My impression is that the field is at such an early stage of development it's hard to know what any of the results mean. Doesn't mean it's not a promising avenue, just that researchers probably still have a lot to learn about how to manage and interpret the vast mass of data it produces.

 

Option 1 - focused metabolomics i.e. post DecodeME - basically hypothesis free metabolomics will have reduced sensitivity (lower detection limits) - since you're looking as widely as possible. More focused metabolomics should have better detection limits and the levels will be more accurate (closer to true value). So that offers the potential to identify a biomarker which wasn't picked up in less focused metabolomics.

Option 2 - higher metabolite coverage - basically your hypothesis free and looking for something that stands out e.g. something that is increased/decreased - biomarker. I worked in a lab (lowest level of technician) and I recall a PhD student (now a professor of biochemistry) pointing out a mysterious peak - only present in the test samples (not the healthy controls). He was right of course, but his discovery was "transferred" to another up and coming individual --- way of the world (science). But yes, strange findings (I think Jonathan spoke of counterintuitive findings) can be informative!

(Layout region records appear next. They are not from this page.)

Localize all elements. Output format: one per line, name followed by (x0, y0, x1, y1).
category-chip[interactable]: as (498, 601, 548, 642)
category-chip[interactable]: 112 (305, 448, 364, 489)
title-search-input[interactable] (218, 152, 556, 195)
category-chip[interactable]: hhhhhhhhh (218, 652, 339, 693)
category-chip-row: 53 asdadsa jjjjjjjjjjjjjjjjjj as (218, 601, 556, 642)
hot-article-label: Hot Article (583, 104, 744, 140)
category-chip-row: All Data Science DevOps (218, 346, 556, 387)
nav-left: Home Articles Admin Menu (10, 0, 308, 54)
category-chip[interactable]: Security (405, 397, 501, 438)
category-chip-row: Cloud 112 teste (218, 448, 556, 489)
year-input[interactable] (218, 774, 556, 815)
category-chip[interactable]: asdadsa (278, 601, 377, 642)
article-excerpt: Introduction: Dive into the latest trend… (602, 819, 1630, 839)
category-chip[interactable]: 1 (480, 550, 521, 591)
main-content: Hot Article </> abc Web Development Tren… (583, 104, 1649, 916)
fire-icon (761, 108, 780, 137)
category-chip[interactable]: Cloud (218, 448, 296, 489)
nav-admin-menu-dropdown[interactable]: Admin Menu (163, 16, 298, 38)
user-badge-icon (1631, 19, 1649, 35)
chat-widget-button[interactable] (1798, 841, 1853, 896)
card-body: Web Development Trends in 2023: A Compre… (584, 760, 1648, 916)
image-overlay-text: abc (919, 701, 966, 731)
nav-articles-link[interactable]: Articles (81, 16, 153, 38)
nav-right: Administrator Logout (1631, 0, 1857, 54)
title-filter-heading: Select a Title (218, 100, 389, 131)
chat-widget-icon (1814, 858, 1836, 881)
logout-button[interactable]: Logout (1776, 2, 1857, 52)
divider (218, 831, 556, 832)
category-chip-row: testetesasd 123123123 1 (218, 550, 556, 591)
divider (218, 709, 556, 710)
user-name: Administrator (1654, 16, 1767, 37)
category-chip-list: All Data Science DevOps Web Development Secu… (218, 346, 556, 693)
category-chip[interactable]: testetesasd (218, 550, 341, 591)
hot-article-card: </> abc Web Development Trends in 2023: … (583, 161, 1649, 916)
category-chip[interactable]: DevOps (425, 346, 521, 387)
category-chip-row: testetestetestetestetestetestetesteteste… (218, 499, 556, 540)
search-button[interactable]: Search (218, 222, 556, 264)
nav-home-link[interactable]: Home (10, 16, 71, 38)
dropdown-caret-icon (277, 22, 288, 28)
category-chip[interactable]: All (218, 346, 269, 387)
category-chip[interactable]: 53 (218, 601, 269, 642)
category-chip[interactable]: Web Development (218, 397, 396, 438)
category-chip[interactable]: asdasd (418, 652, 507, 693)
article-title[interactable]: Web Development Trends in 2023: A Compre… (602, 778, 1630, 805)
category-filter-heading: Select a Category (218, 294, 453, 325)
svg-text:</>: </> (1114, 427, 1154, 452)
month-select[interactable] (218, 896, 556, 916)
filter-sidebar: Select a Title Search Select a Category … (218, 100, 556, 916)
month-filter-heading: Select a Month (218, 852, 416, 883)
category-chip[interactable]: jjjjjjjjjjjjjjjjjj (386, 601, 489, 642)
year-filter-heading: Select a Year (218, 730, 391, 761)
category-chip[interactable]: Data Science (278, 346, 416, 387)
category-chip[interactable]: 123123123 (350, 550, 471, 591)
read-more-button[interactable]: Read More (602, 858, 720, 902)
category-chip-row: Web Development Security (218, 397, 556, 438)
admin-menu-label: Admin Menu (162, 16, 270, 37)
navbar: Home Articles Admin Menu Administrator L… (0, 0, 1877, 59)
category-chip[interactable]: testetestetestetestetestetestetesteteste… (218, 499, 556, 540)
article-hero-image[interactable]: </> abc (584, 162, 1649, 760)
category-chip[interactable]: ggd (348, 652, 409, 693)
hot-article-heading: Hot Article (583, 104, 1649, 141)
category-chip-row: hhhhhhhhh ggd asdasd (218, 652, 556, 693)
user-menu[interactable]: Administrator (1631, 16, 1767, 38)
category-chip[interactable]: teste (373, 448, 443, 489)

All of the above is based on limited knowledge!

 

I recall Jonathan posting that disease tends to stand out like a barn door - so yes - suggests that you need to change the strategy i.e. rather than looking again at "Y" with 2X sensitivity. That's basically what GWAS DecodeME aims to do --- move away from testing/retesting hypothesis.
I still think metabolomics is worth pursuing - it's actually about measuring everything i.e. new things - rather than looking again at "Y" with 2X sensitivity. Also, if DecodeME doesn't provide clues [in dementia multiple studies the size of DecodeME were required to find clues] then metabolomics may be one of the remaining hypothesis free options.

@EndME
"Anecdotally, I've found a lot of the metabolimics research to be similar to microbiome research where it's hard to tell if anything possibly could resemble a signal, hopefully time will show that I'm wrong."
Agree but we may not have a better/ideal option!

 

"In the meantime, the drug company scientists could see barn door that the data had to be significant because they used objective measures back up by pharmacodynamic profiles that could not conceivably have any other explanation. "
https://www.s4me.info/threads/check...l-and-pilot-2023-mol-et-al.37953/#post-524799

 

I think I would be happy to say that in general in medical science once you have hit on the right thing to measure the difference you are looking for isn't hard to spot. There are exceptions. Using PCR to find micro-organisms in blood is a good example. You won't see them down a microscope unless you culture the blood for hours. But by and large you already know the thing is there, the more sensitive test just makes it more oratorical to find in a routine clinical situation.

 

My initial

Reminds me of @Snow Leopard annoyance at researchers repeatedly looking in the same place and --- spoiler alert --- finding nothing (again!).
In terms of sensitivity (as per comment above) there are times when it's relevant e.g. I think blood sodium potassium ratio is critical - so you'd need to measure both accurately. As per my comments above, I'm hoping that DecodeME (GWAS) and/or whole genome sequence/rare variant studies [EDIT - I'm hoping NIH will fund one - Research Roadmap] will identify relevant genes and that will focus attention on genes /pathways - identification of biomarkers. Limits of detection/sensitivity can be remarkably low - problem is we don't know where to look!